In this context, the court's assertion that “Chatrie voluntarily exposed his location information to Google” doesn't hold water. Some other inaccurate statements from the opinion include: 

  • “Location History data is obtained by a user’s affirmative act.” No it isn’t. Google collects users’ location data constantly even if the person is not using their phone, and even if they delete the app to which they gave permission. 
  • “Two-thirds of active Google users have not enabled Location History.” This is extremely misleading. Google disclosed to the trial court that “two-thirds” includes users who never use a location app, users who live in countries where Location History is banned, etc.
  • “Location history is off by default.” No it isn’t. Users of Google apps that collect location history are forced to complete a permission screen during set up, and the highlighted default option is to grant permission.
  • “Google explains that [it] regularly obtains location data from your devices.” Not in any meaningful way. This information is hidden away in a separate drop-down item that most users won’t know exists, let alone take the time to read. 

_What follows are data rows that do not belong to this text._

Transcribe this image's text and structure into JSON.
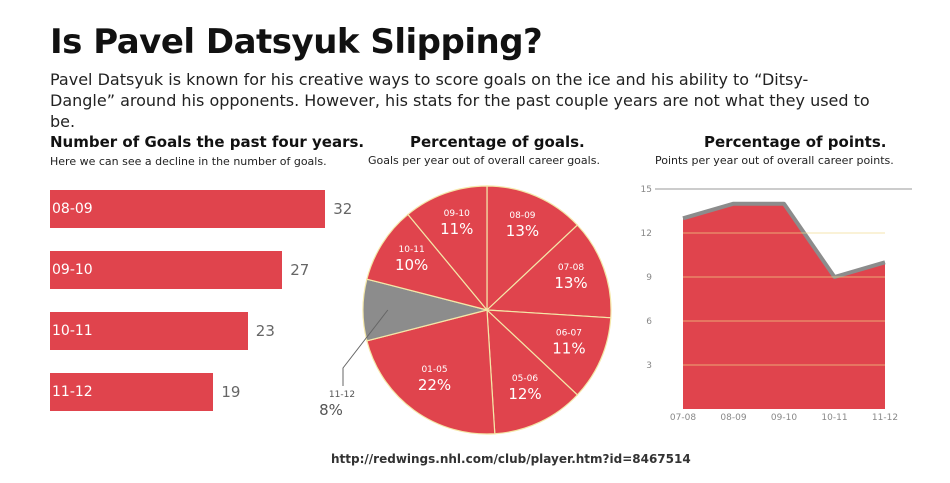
{
  "header": {
    "title": "Is Pavel Datsyuk Slipping?",
    "intro": "Pavel Datsyuk is known for his creative ways to score goals on the ice and his ability to “Ditsy-Dangle” around his opponents. However, his stats for the past couple years are not what they used to be."
  },
  "colors": {
    "accent": "#e0444d",
    "highlight": "#8c8c8c",
    "value_text": "#666666"
  },
  "chart_data": [
    {
      "type": "bar",
      "title": "Number of Goals the past four years.",
      "subtitle": "Here we can see a decline in the number of goals.",
      "categories": [
        "08-09",
        "09-10",
        "10-11",
        "11-12"
      ],
      "values": [
        32,
        27,
        23,
        19
      ]
    },
    {
      "type": "pie",
      "title": "Percentage of goals.",
      "subtitle": "Goals per year out of overall career goals.",
      "slices": [
        {
          "label": "08-09",
          "value": 13,
          "display": "13%"
        },
        {
          "label": "07-08",
          "value": 13,
          "display": "13%"
        },
        {
          "label": "06-07",
          "value": 11,
          "display": "11%"
        },
        {
          "label": "05-06",
          "value": 12,
          "display": "12%"
        },
        {
          "label": "01-05",
          "value": 22,
          "display": "22%"
        },
        {
          "label": "11-12",
          "value": 8,
          "display": "8%",
          "highlight": true
        },
        {
          "label": "10-11",
          "value": 10,
          "display": "10%"
        },
        {
          "label": "09-10",
          "value": 11,
          "display": "11%"
        }
      ]
    },
    {
      "type": "area",
      "title": "Percentage of points.",
      "subtitle": "Points per year out of overall career points.",
      "categories": [
        "07-08",
        "08-09",
        "09-10",
        "10-11",
        "11-12"
      ],
      "values": [
        13,
        14,
        14,
        9,
        10
      ],
      "ylim": [
        0,
        15
      ],
      "yticks": [
        3,
        6,
        9,
        12,
        15
      ],
      "grid": true
    }
  ],
  "footer": {
    "source": "http://redwings.nhl.com/club/player.htm?id=8467514"
  }
}
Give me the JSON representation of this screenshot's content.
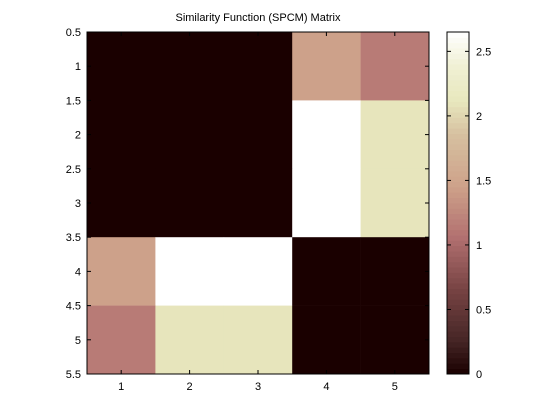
{
  "chart_data": {
    "type": "heatmap",
    "title": "Similarity Function (SPCM) Matrix",
    "xlabel": "",
    "ylabel": "",
    "x_categories": [
      1,
      2,
      3,
      4,
      5
    ],
    "y_categories": [
      1,
      2,
      3,
      4,
      5
    ],
    "x_ticks": [
      1,
      2,
      3,
      4,
      5
    ],
    "y_ticks": [
      0.5,
      1,
      1.5,
      2,
      2.5,
      3,
      3.5,
      4,
      4.5,
      5,
      5.5
    ],
    "xlim": [
      0.5,
      5.5
    ],
    "ylim": [
      0.5,
      5.5
    ],
    "y_axis_reversed": true,
    "values": [
      [
        0,
        0,
        0,
        1.45,
        1.15
      ],
      [
        0,
        0,
        0,
        2.65,
        2.1
      ],
      [
        0,
        0,
        0,
        2.65,
        2.1
      ],
      [
        1.45,
        2.65,
        2.65,
        0,
        0
      ],
      [
        1.15,
        2.1,
        2.1,
        0,
        0
      ]
    ],
    "colorbar": {
      "range": [
        0,
        2.65
      ],
      "ticks": [
        0,
        0.5,
        1,
        1.5,
        2,
        2.5
      ],
      "colormap": "pink",
      "levels": 64,
      "placement": "right"
    },
    "grid": false
  }
}
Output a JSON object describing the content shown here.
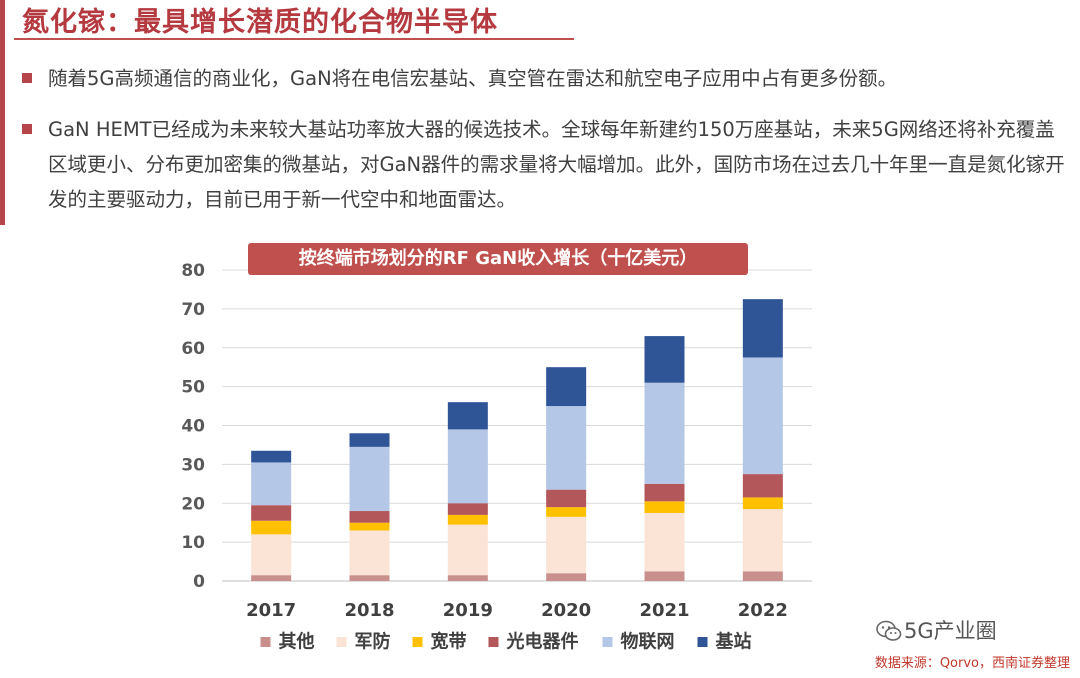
{
  "header": {
    "title": "氮化镓：最具增长潜质的化合物半导体"
  },
  "bullets": [
    "随着5G高频通信的商业化，GaN将在电信宏基站、真空管在雷达和航空电子应用中占有更多份额。",
    "GaN HEMT已经成为未来较大基站功率放大器的候选技术。全球每年新建约150万座基站，未来5G网络还将补充覆盖区域更小、分布更加密集的微基站，对GaN器件的需求量将大幅增加。此外，国防市场在过去几十年里一直是氮化镓开发的主要驱动力，目前已用于新一代空中和地面雷达。"
  ],
  "chart_data": {
    "type": "bar",
    "stacked": true,
    "title": "按终端市场划分的RF GaN收入增长（十亿美元）",
    "categories": [
      "2017",
      "2018",
      "2019",
      "2020",
      "2021",
      "2022"
    ],
    "ylim": [
      0,
      80
    ],
    "yticks": [
      0,
      10,
      20,
      30,
      40,
      50,
      60,
      70,
      80
    ],
    "grid": true,
    "legend_position": "bottom",
    "series": [
      {
        "name": "其他",
        "color": "#c98f8d",
        "values": [
          1.5,
          1.5,
          1.5,
          2.0,
          2.5,
          2.5
        ]
      },
      {
        "name": "军防",
        "color": "#fbe4d6",
        "values": [
          10.5,
          11.5,
          13.0,
          14.5,
          15.0,
          16.0
        ]
      },
      {
        "name": "宽带",
        "color": "#ffc000",
        "values": [
          3.5,
          2.0,
          2.5,
          2.5,
          3.0,
          3.0
        ]
      },
      {
        "name": "光电器件",
        "color": "#b4575a",
        "values": [
          4.0,
          3.0,
          3.0,
          4.5,
          4.5,
          6.0
        ]
      },
      {
        "name": "物联网",
        "color": "#b4c7e7",
        "values": [
          11.0,
          16.5,
          19.0,
          21.5,
          26.0,
          30.0
        ]
      },
      {
        "name": "基站",
        "color": "#2f5597",
        "values": [
          3.0,
          3.5,
          7.0,
          10.0,
          12.0,
          15.0
        ]
      }
    ]
  },
  "footer": {
    "source": "数据来源：Qorvo，西南证券整理",
    "watermark": "5G产业圈"
  }
}
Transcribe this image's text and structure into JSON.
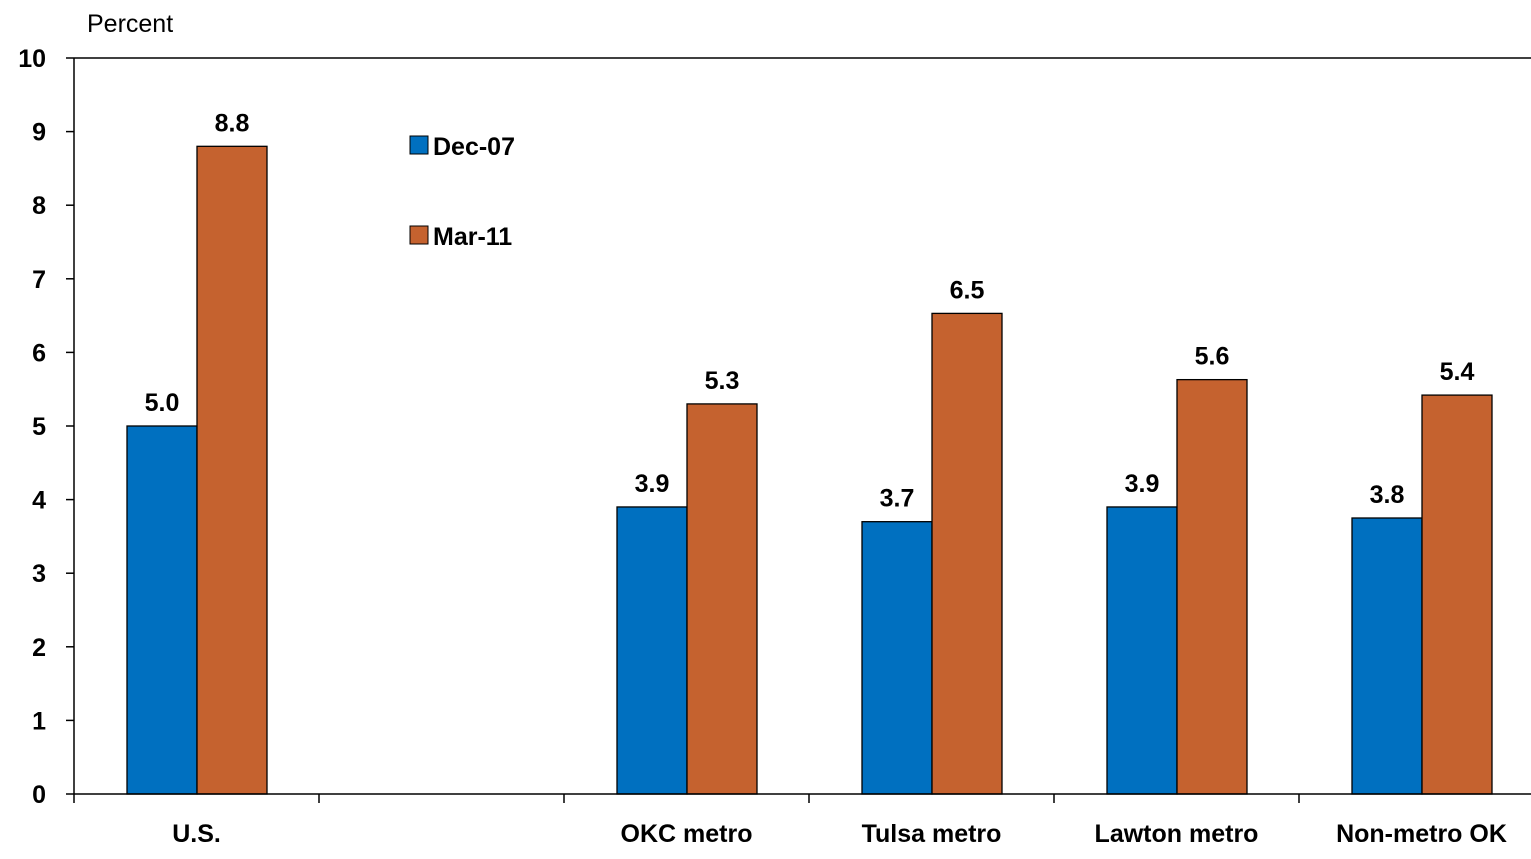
{
  "chart_data": {
    "type": "bar",
    "title": "",
    "ylabel": "Percent",
    "xlabel": "",
    "ylim": [
      0,
      10
    ],
    "yticks": [
      0,
      1,
      2,
      3,
      4,
      5,
      6,
      7,
      8,
      9,
      10
    ],
    "grid": false,
    "legend_position": "top-left, inside plot",
    "categories": [
      "U.S.",
      "",
      "OKC metro",
      "Tulsa metro",
      "Lawton metro",
      "Non-metro OK"
    ],
    "series": [
      {
        "name": "Dec-07",
        "color": "#0070C0",
        "values": [
          5.0,
          null,
          3.9,
          3.7,
          3.9,
          3.75
        ],
        "labels": [
          "5.0",
          "",
          "3.9",
          "3.7",
          "3.9",
          "3.8"
        ]
      },
      {
        "name": "Mar-11",
        "color": "#C5622F",
        "values": [
          8.8,
          null,
          5.3,
          6.53,
          5.63,
          5.42
        ],
        "labels": [
          "8.8",
          "",
          "5.3",
          "6.5",
          "5.6",
          "5.4"
        ]
      }
    ]
  }
}
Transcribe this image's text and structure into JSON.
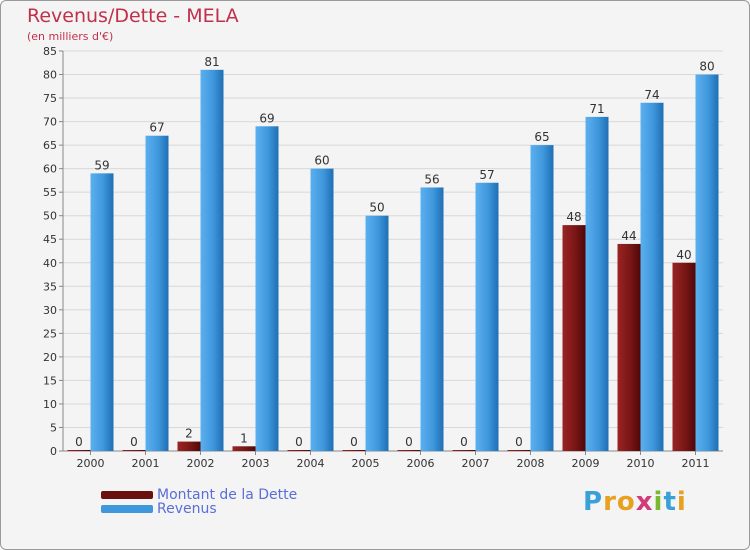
{
  "header": {
    "title": "Revenus/Dette - MELA",
    "subtitle": "(en milliers d'€)"
  },
  "colors": {
    "dette": "#7a1616",
    "revenus": "#3f97dc",
    "axis_text": "#333333",
    "title": "#c0304a",
    "legend_text": "#5a6ed8"
  },
  "chart_data": {
    "type": "bar",
    "categories": [
      "2000",
      "2001",
      "2002",
      "2003",
      "2004",
      "2005",
      "2006",
      "2007",
      "2008",
      "2009",
      "2010",
      "2011"
    ],
    "series": [
      {
        "name": "Montant de la Dette",
        "values": [
          0,
          0,
          2,
          1,
          0,
          0,
          0,
          0,
          0,
          48,
          44,
          40
        ]
      },
      {
        "name": "Revenus",
        "values": [
          59,
          67,
          81,
          69,
          60,
          50,
          56,
          57,
          65,
          71,
          74,
          80
        ]
      }
    ],
    "ylim": [
      0,
      85
    ],
    "ytick_step": 5,
    "grid": true,
    "legend_position": "bottom-left"
  },
  "legend": {
    "dette_label": "Montant de la Dette",
    "revenus_label": "Revenus"
  },
  "logo": {
    "letters": [
      "P",
      "r",
      "o",
      "x",
      "i",
      "t",
      "i"
    ],
    "colors": [
      "#3aa0d8",
      "#e8a020",
      "#e8a020",
      "#d23a7a",
      "#7ab830",
      "#3aa0d8",
      "#e8a020"
    ]
  }
}
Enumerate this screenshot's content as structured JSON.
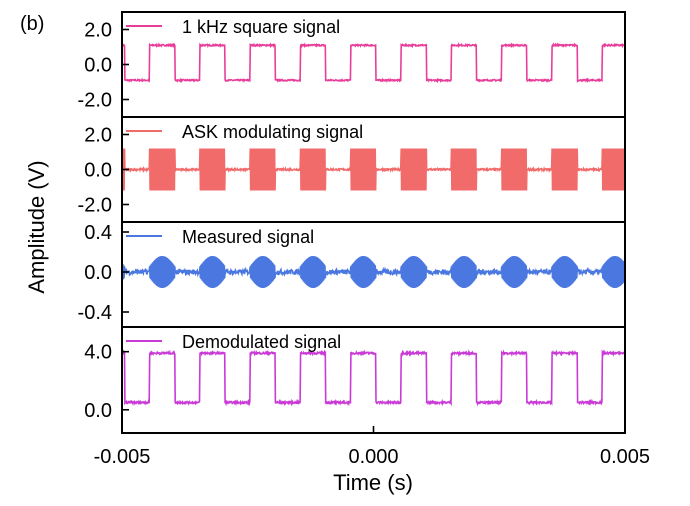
{
  "panel_label": "(b)",
  "chart_data": {
    "type": "line",
    "xlabel": "Time (s)",
    "ylabel": "Amplitude (V)",
    "xlim": [
      -0.005,
      0.005
    ],
    "x_ticks": [
      "-0.005",
      "0.000",
      "0.005"
    ],
    "grid": false,
    "panels": [
      {
        "series": [
          {
            "name": "1 kHz square signal",
            "color": "#e83e9a",
            "waveform": "square",
            "high": 1.1,
            "low": -0.9,
            "frequency_hz": 1000
          }
        ],
        "ylim": [
          -3,
          3
        ],
        "y_ticks": [
          "2.0",
          "0.0",
          "-2.0"
        ]
      },
      {
        "series": [
          {
            "name": "ASK modulating signal",
            "color": "#f26b6b",
            "waveform": "ask_burst",
            "burst_amplitude": 1.2,
            "frequency_hz": 1000
          }
        ],
        "ylim": [
          -3,
          3
        ],
        "y_ticks": [
          "2.0",
          "0.0",
          "-2.0"
        ]
      },
      {
        "series": [
          {
            "name": "Measured signal",
            "color": "#4a78e0",
            "waveform": "ask_burst_distorted",
            "burst_amplitude": 0.16,
            "frequency_hz": 1000
          }
        ],
        "ylim": [
          -0.55,
          0.5
        ],
        "y_ticks": [
          "0.4",
          "0.0",
          "-0.4"
        ]
      },
      {
        "series": [
          {
            "name": "Demodulated signal",
            "color": "#c93ad6",
            "waveform": "square",
            "high": 3.9,
            "low": 0.5,
            "frequency_hz": 1000
          }
        ],
        "ylim": [
          -1.6,
          5.7
        ],
        "y_ticks": [
          "4.0",
          "0.0"
        ]
      }
    ]
  }
}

This portion of the opinion is of little value because it proceeds from demonstrably inaccurate factual premises. Which is a shame, because elsewhere the opinion commendably identifies the revealing nature of data, amount of data, and voluntariness of disclosure as the most relevant parts of the Carpenter inquiry. And, as discussed above, it raises a solid if ultimately unconvincing argument about surveillance duration and retrospective location tracking.